A one-dimensional covalent organic framework film for near-infrared electrochromism

Covalent organic frameworks (COFs) are appealing for electrochromic (EC) application due to their designable redox-active building blocks, ordered porous structure, and well-developed pi-pi stacking structure, which greatly enhance the generation and transportation of carriers for EC switching. However, such EC COFs are rare and still dominated by two-dimensional network topology till now. Herein, a bis(triphenylamine)-based one-dimensional (1D) COF, termed as TAPD-TDA COF, was reported and the EC performance of the COF film directly grown on indium tin oxide (ITO) coated glass was systematically studied.

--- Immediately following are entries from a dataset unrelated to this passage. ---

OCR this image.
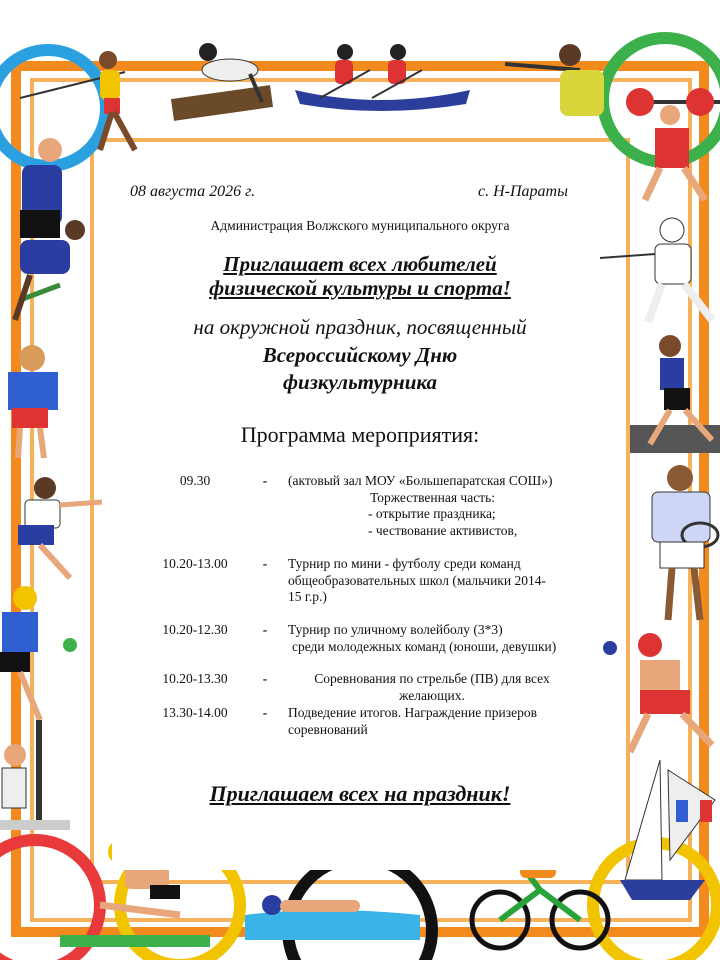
08 августа 2026 г.	с. Н-Параты
Администрация Волжского муниципального округа
Приглашает всех любителей
физической культуры и спорта!
на окружной праздник, посвященный
Всероссийскому Дню
физкультурника
Программа мероприятия:
09.30	-	(актовый зал МОУ «Большепаратская СОШ»)
Торжественная часть:
- открытие праздника;
- чествование активистов,
10.20-13.00	-	Турнир по мини - футболу среди команд
общеобразовательных школ (мальчики 2014-
15 г.р.)
10.20-12.30	-	Турнир по уличному волейболу (3*3)
среди молодежных команд (юноши, девушки)
10.20-13.30	-	Соревнования по стрельбе (ПВ) для всех
желающих.
13.30-14.00	-	Подведение итогов. Награждение призеров
соревнований
Приглашаем всех на праздник!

Theoretical and experimental results indicated that TAPD-TDA COF possessed 1D covalent and pi-pi stacking structure, with comparatively high crystallinity and Brunauer-Emmett-Teller surface area. Furthermore, the characterization of the oriented COF film demonstrated that the film on ITO glass was uniform and exhibited reversible color transition between bright yellow and light grey during the applied cyclic potentials. Significantly, in the redox process, it displays remarkable absorption spectral changes in the near-infrared region, which is ascribed to the active degree of intervalence charge transfer (IVCT) effect between bis(triphenylamine) cation radicals within the COF skeleton. The absorption wavelength of the COF film linearly shifts between 1060 and 940 nm with the applied potentials. Undoubtedly, this work on a novel 1D COF might shed light on further exploration/application in smart optoelectronic materials.

Automated summary

A one-dimensional COF based on bis(triphenylamine) was studied, showing high crystallinity and surface area. It exhibited reversible color transition and absorption spectral changes in the near-infrared region during the applied cyclic potentials. This work could have significant implications for the exploration and application of smart optoelectronic materials.